Chestnut and black bread stuffing and gravy

I don’t know if I’ve mentioned how much I love bread.  Stuffing, done right, is possibly the pinnacle of bread cookery.   It doesn’t go with just anything, but simple rubbed and grilled seitan, a half of a roasted squash, roasted fingerling beets, or even a seared portabello or maitake could be a great foil.

This recipe is basically taken from Martha Stewart’s website with a few important changes, namely: the method of cooking the chestnuts, the stock (which is surprisingly versatile) and the bread. I use the whole foods Black Russian Bread. Not to be a shill, but if Whole Foods has accomplished one thing, it’s making reliably decent bread widely available in this country. While stuffing season is just beginning, chestnut season is coming to an end, so make this soon, but know that hazelnuts or black walnuts are both  delicious substitutes.

BTW, the American Chestnut used to be a staple for millions of people living in what is now the United States and a keystone of the ecology of huge swaths of this part of the world.  They were the most common tree in North America.  Their nuts were small and delicious and so plentiful that all of Appalachia was basically carpeted in them come fall.  There was once a time when rural west Virginians actually had a steady supply of nutritious, wholesome food, and it was free to forage all around them. The American Chestnut basically doesn’t exist anymore, because America Ruins Everything so we use Chinese and European Chestnuts which hold very little value for wildlife and are reportedly flavorless in comparison. However, because of a handful of truly dedicated people, and the work of a few thousand inspired folks, this species will soon be making a comeback. Please check out the American Chestnut Federation to help bring back a regional staple.  

  • 1 cup dried chantarelles
  • 4 cloves garlic
  • 2 teaspoon fermented black beans, rinsed
  • 25 grams olive oil
  • 25 grams All Purpose flour
  •  8 cups cubed black bread, dried overnight
  • 2 cups raw chestnuts, peeled and scraped
  • 4 shallots
  • 1 carrot
  • 2 sticks celery
  • Shaoxing vinegar
  • ½ bunch thyme, picked, reserving the stems
  • ½ bunch sage, picked, reserving the stems

To make the stock and the gravy:

Combine the chanterelles, garlic, fermented black beans and 8 cups cold water.  If possible, cook in a pressure cooker for 20 minutes, cool and then strain.  If you don’t have a pressure cooker, bring these ingredients to a boil and then reduce to a simmer. Cook for 30 minutes, partially covered.  Strain through a chinois or cheesecloth.  Weigh out 250 grams of the stock.  Combine the flour and olive oil in a sauce pan and make a roux by cooking it slowly, stirring continously, over medium heat until the mixture is a solid khaki.  Then whisk in the 250g of stock. Bring to a simmer and cook until the desired consistency.  If it’s at all lumpy, just strain it through a fine mesh strainer.  Season with salt and vinegar to taste.  

To make the stuffing:

Preheat the oven to 350. Crush the chestnuts gently, into 4-6 pieces each.  

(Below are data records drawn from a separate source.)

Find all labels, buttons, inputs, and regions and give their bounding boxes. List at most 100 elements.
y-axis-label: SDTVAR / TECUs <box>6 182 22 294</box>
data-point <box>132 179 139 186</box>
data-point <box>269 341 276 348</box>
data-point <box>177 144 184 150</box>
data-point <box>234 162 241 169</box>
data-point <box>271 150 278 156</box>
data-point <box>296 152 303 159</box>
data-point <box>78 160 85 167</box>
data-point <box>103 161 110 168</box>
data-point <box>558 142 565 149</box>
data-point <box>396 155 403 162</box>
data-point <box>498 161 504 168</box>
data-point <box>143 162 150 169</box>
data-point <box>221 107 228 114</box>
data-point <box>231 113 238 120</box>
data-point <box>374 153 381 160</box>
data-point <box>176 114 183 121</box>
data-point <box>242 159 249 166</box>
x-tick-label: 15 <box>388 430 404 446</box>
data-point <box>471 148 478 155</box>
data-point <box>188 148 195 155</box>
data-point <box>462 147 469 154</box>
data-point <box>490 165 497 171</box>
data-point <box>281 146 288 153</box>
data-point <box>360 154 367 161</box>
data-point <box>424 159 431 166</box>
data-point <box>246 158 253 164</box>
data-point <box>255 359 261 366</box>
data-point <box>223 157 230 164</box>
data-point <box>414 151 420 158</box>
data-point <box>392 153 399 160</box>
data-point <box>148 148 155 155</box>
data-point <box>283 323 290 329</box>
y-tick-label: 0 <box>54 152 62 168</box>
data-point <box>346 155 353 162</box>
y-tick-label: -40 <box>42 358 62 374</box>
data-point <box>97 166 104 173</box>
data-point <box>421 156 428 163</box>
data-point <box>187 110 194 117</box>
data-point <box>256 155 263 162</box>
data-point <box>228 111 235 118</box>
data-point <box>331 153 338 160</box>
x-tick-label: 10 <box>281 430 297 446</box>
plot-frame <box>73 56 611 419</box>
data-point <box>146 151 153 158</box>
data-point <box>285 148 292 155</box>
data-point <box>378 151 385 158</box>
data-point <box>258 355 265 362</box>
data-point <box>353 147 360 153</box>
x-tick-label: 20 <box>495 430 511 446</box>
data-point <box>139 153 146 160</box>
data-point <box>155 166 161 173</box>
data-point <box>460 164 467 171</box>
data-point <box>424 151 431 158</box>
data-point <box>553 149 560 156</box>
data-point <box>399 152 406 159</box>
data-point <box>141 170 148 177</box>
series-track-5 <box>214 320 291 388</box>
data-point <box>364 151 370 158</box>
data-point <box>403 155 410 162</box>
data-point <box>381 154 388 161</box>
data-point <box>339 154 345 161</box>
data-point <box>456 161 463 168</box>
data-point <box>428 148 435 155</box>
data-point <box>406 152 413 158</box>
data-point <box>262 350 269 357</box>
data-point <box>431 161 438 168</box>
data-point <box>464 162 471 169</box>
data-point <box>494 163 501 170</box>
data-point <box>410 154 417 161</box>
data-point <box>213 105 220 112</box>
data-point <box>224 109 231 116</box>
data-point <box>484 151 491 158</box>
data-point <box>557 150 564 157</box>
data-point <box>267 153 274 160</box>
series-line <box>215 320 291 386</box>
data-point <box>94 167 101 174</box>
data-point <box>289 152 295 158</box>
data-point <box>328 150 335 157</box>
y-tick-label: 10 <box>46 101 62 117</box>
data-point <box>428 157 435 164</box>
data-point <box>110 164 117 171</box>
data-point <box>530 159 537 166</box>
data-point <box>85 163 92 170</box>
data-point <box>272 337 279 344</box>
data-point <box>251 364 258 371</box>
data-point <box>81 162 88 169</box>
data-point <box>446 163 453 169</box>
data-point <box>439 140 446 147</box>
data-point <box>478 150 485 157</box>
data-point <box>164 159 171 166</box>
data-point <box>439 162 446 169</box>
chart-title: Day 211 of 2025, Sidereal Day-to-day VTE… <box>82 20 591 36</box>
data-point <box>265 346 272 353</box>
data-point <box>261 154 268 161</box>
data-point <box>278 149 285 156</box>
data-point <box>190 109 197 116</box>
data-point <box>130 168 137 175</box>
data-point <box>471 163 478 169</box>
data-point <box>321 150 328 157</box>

Brunoise (or mince) the shallots, carrot, and celery.  Warm 1/4 inch olive oil in a wide skillet over medium heat and drop in the chestnut pieces, caramelize the chestnuts evenly, then drop in the shallots, carrots, and celery. Season with salt. Sweat the vegetables over low heat for 15 minutes until the chestnuts are thoroughly cooked. Stir every few minutes to make sure the vegetables don’t take on any color. 

Combine the bread with the vegetable/chestnut mix, thyme and sage in a 9x13 baking pan.  Season with salt and vinegar to taste.  Add enough stock to thoroughly moisten it - approximately 2 1/2 cups.  Cover the pan with aluminum foil and bake for 25 minutes.  Uncover and bake for 30 minutes more. Check every few minutes for moisture. If it seems that it’s drying out add in more stock or water.  There’s nothing worse than soggy stuffing so keep tasting.  When it’s golden brown on top, take it out and serve alongside the warmed gravy.